Город Великие Луки расположен на реке Ловати  на стыке между землями Новгородскими и  Псковскими. Вот как описывают в преданиях как и откуда пошел этот город: «… Из беглецов составилась шайка удалых разбойников – они нападали на суда, плывущие мимо, бились с дикими соседями, воевали с новгородцами. Между этими витязями особенно отличался наездничеством и богатырством Лука – муж великий и дородный. Тесно ему стало между удалыми холмитянами, и он, собрав своих молодцов, переселился за 70 верст вверх по Ловати. Между высоким холмами, где ныне город Луки, свил себе гнездо лихой ястреб. Отсюда, как стая хищных птиц, налетала его дружина на соседей, кривичей, новгородцев, полочан, литовцев, чудо – не было пощады и прежним землякам – холмитянам».
Только в 1406 году луки обрели название «Великие», а в 1478 году, когда Иван III (дед Ивана Грозного) взял Новгород, Великие Луки, как и вся Новгородская земля, были подчинены Московскому княжеству. После этого город вошел в оборонную систему русских крепостей между Смоленском и Псковом, а позднее (с 1563) наряду со Смоленском стал сборным пунктом русских войск для походов на западные земли.
Еще в 1493 году «повелением великого князя Ивана Васильевича, поставиша град древян на Луках на Великих по старой основе». Крепость в Великих Луках представляла собой земляной вал с высоким и толстым острогом и деревянными башнями с проезжими воротами  на углах, - опоясывающий город по обоим берегам реки Ловать, и кремль, располагавшийся в юго-западной части, на левом берегу реки, напротив острова Дятлинка. Укрепление кремля состояло из частокола (дубового тынника) каждое бревно которого до 10 дюймов (25,4 см) в диаметре, но позднее появились деревянные стены с наклонно вбитым в ров тыном, длина которого в общем составила 503 сажени (1086 м). Вдоль  стены на углах размещались 12 башен, но самые большие из них – Воскресенская – шестиугольная и Спасская – четырехугольная. Возле Великолукского кремля (крепости) располагался посад, состоящий из нескольких слобод.

- . - . - . –

В лето 7071 (1563) генваря  5 день в одной из белых слобод, расположенной недалече от стрелецкой слободы в небольшой, но крепкой избе, рано поутру сполз с печи Васюк, то бишь Василий сын Ефимов Большов, сын плотничьего старосты и сам «рубленик» от роду годов 25. Голова чуть болела от хмельного меда употребленного вчерась с другами на расстование. Не так ожидал встретить Васюк Крещенский сочельник, водяную коляду. Хотя он уже не в том возрасте, чтобы ходить с ряженными по хатам с горящими головнями, да стучать в окошки  медвежьей лапой, но все ж хотелось покуролесить напоследок.

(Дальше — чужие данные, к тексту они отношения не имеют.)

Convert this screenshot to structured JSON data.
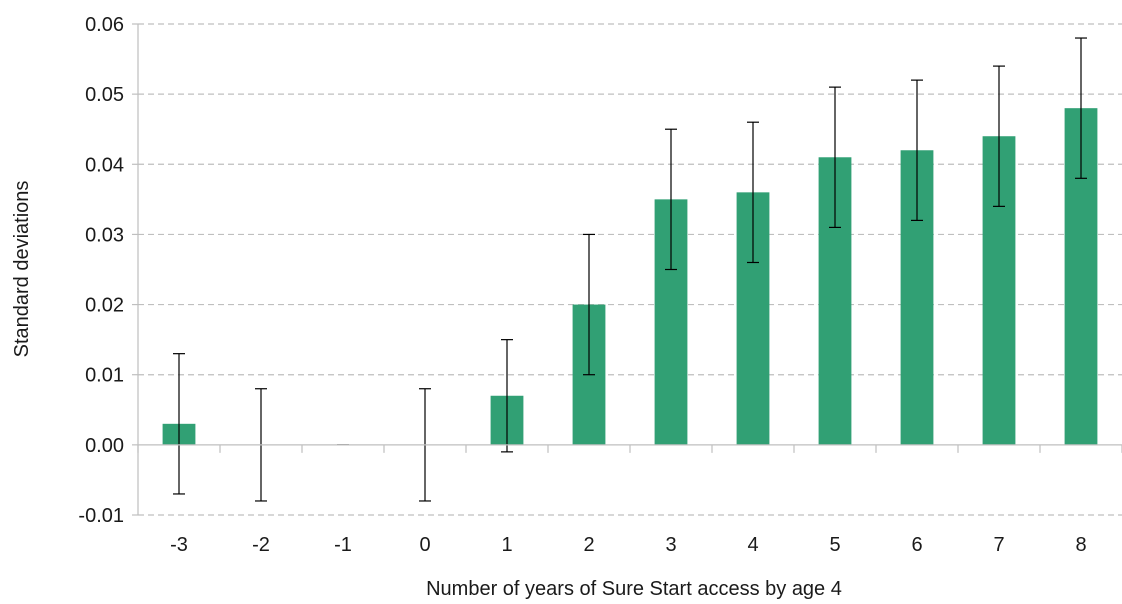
{
  "chart_data": {
    "type": "bar",
    "title": "",
    "xlabel": "Number of years of Sure Start access by age 4",
    "ylabel": "Standard deviations",
    "categories": [
      "-3",
      "-2",
      "-1",
      "0",
      "1",
      "2",
      "3",
      "4",
      "5",
      "6",
      "7",
      "8"
    ],
    "values": [
      0.003,
      0.0,
      0.0,
      0.0,
      0.007,
      0.02,
      0.035,
      0.036,
      0.041,
      0.042,
      0.044,
      0.048
    ],
    "error_low": [
      -0.007,
      -0.008,
      0.0,
      -0.008,
      -0.001,
      0.01,
      0.025,
      0.026,
      0.031,
      0.032,
      0.034,
      0.038
    ],
    "error_high": [
      0.013,
      0.008,
      0.0,
      0.008,
      0.015,
      0.03,
      0.045,
      0.046,
      0.051,
      0.052,
      0.054,
      0.058
    ],
    "ylim": [
      -0.01,
      0.06
    ],
    "yticks": [
      "-0.01",
      "0.00",
      "0.01",
      "0.02",
      "0.03",
      "0.04",
      "0.05",
      "0.06"
    ],
    "grid": true,
    "bar_color": "#31a074",
    "error_bar_color": "#000000",
    "grid_color": "#bfbfbf"
  }
}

Определили его по слободе от десяти дворов в посошную рать по походу на Полоцк. Метнули жребий, и выпало на их двор. А кому итить? Старший брат Савелий уже обзавелся домом и своей семьею, а батя Ефим сын Иванов, сорока пяти лет от роду никак не был подхож к такой службе. Начальник артели плотников был уже не в тех годах, чтобы служить ратную службу, да к тому ж ослаб здоровьем. Артель его годов девять назад сподобилась строить церквушку в одном селе недалече от города. Вот там и поранил он правую ногу топором. Долго не заживала рана. А потом болела, пошла чернь по коже и стал староста Ефим похрамывать. Однако ж артель не бросил, да и артельщики уговорили остаться старшим, ссылаясь на его опыт, знания и большую сноровку. Так и остался он с артелью, но более руководил и направлял, нежели махал топором да строгал рубанком. Изредка, правда, майстровал кое-какую мебель для непотеряния сноровки, да изготавливал для крестьян то ярмо, то вилы, то грабли, то лопаты. Мастак был плотник Ефим в своем  деле, лучше других знал какое дерево выбрать под то или другое изделие, где и кого его взять, как сушить, как обрабатывать, как справить заказ. Ни разу не было упрека на его мастерство и не было отказа в заказах. Однако сын его Васюк был далеко не плотник. Нет не дурак, и науку познал почти с двенадцати годков и работал исправно и хвалили его. Ан  не лежала его душа к плотницкому мастерству. Единый раз увидал он при поездке с отцом ко Пскову как палят гаубицы, увидел наяву, понюхал пороха-дыму и влюбился зараз. С той поры и не оставляла его мысль о том, чтобы быть ну пусть не пушкарем, а в подмочниках. Однако батя относился к этому твердо и только давал подзатыльники своему нерадивому бобылю. Уж  сколько упрекал его в этом, а Васюку любая пушка была слаще самой распрекрасной девицы – красавицы. Вот поэтому и согласен он был с радостью идти с ратью на Полоцк, лишь бы определили его к артиллерийской прислуге при орудиях. Но его как мастерового плотника начальство послало в «мостники» по устройству дорог и мостов. Что претило его душе.
И вот проснувшись поутру он прошелся по избе, словно пытаясь очнуться от вчерашнего.
Изба у них была знатная, рубленая, бревенчатая. На торцовой стене три оконца и дверь, клеть в два окна и дверь, а между избой и клетью сенник. Так же под избой был погреб. Хоть это была и ремесленная слобода однако ж на их подворье были и сенник, и котошня, и хлев. А еще была срублена мылка с предбанником, печью-каменкой да с липовыми полатями для парения. При воспоминании о ней у Василия сладко заныло в груди и он буквально увидел, как кидает нагретые кашни в глубокую кадь для горячей воды и от них идут пузыри вверх и вырывается пар. Но кто же позволит ему топить баню в такое время поутру да еще в праздники. И пришлось Василию только облизнуться.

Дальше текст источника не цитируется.